According to this philosophy, the three months prior to conception are crucial because they determine the health of the sperm and egg that will eventually become the child. Using a combination of acupuncture and Chinese herbs, Brown's first step is to regulate a woman's menstrual cycle. Using the meridians, or "points." on the body that Chinese medicine teaches are each related to an organ system, Brown inserts needles into any of those 800 places to try to eliminate PMS, clotting and pain, and to ensure a regular 29-day cycle. He also uses acupuncture to increase blood flow and balance hormones.
Although he doesn't see a lot of men, Brown says when they do come in, it's often to prepare their bodies for intra-cytoplasmic sperm injections, a process that involves injecting the sperm into the egg. It's the step beyond IVF, whereby the sperm and egg meet up in a petri dish. Brown says he treats both man and woman for three months and then advises them to try to conceive naturally for a few months. In four out of five cases, he says, these couples conceive naturally.
When they don't, and decide to go for IVF, his treatment improves their chances of success, he says. But he warns that it can sometimes take longer than six months to get results. "Most people don't have the patience foracupuncture because the fertility clinics are pushing and saying, 'You're old, you're old.' And they take Western medical advice over ours. But people who stick it out with us tend to be successful."

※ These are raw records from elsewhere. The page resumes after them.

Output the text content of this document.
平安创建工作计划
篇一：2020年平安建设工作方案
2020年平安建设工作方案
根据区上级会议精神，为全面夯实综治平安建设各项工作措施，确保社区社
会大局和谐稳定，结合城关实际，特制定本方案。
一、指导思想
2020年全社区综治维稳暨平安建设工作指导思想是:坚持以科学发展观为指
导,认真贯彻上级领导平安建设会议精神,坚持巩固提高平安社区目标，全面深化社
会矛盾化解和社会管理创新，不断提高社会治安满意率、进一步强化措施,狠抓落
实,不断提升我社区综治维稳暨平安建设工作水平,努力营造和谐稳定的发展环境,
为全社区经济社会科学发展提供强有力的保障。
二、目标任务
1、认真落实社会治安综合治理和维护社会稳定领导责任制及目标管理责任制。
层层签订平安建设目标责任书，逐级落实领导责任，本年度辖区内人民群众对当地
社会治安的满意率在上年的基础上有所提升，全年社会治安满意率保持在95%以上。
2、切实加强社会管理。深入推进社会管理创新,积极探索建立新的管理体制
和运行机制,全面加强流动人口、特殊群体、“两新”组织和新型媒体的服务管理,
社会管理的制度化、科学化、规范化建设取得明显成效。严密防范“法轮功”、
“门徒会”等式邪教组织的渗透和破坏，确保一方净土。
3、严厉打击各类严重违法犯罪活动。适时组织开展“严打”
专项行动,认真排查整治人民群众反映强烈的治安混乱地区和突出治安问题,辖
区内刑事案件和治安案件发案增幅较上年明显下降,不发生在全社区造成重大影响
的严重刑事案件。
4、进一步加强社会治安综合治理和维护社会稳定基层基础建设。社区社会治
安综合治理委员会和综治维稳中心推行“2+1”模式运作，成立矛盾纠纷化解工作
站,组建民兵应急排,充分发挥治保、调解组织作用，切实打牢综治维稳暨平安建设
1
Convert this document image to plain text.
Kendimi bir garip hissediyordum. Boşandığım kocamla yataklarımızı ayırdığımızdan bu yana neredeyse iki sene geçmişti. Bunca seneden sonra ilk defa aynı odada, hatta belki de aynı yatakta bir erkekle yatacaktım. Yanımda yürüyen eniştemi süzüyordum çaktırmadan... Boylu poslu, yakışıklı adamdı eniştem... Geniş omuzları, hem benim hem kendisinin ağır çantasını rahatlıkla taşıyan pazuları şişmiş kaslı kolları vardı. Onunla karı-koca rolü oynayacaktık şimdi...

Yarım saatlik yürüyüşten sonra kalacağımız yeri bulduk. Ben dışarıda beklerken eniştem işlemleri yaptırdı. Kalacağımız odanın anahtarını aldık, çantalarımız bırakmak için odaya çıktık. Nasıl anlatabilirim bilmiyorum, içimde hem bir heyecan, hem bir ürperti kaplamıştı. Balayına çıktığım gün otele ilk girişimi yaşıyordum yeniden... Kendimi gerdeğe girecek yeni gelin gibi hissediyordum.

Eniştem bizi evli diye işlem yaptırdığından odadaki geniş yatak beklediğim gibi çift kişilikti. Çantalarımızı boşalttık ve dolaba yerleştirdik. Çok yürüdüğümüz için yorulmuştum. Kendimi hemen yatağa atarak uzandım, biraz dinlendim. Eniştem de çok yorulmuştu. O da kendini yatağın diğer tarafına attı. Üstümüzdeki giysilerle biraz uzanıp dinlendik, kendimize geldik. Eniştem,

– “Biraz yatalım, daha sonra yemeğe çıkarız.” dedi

One physician who's been sold on the effectiveness of acupuncture is Victoria fertility specialist Dr. Stephen Hudson. Five years ago, he was a skeptic. But then his daughter's boyfriend gave him a book about Chinese medicine, and pretty soon he found himself studying acupuncture in his spare time. Until recently, he himself would perform acupuncture on his patients at the Victoria Fertility Centre, but he is now too busy to do most of it.
"Acupuncture is like resetting your thermostat," he says. "We work on certain points of the body to improve blood flow and reproductive health. We encourage our patients to see a traditional Chinese doctor if there's something we can't identify. Then we can work together."
Especially for women planning IVF or women notovulating regularly, Hudson recommends trying acupuncture before starting fertility drugs, given the accompanying risks such as multiple pregnancies. Brown clients Cathy Jones and her husband, Robert spent 10 months trying to get pregnant before trying acupuncture. Within three months, she was expecting. Now, the 36-year-old has a baby girl of three months. "I doubt it was just the acupuncture," she says. "But it made it happen faster and helped me have a good pregnancy, a straightforward labour, and a healthy baby."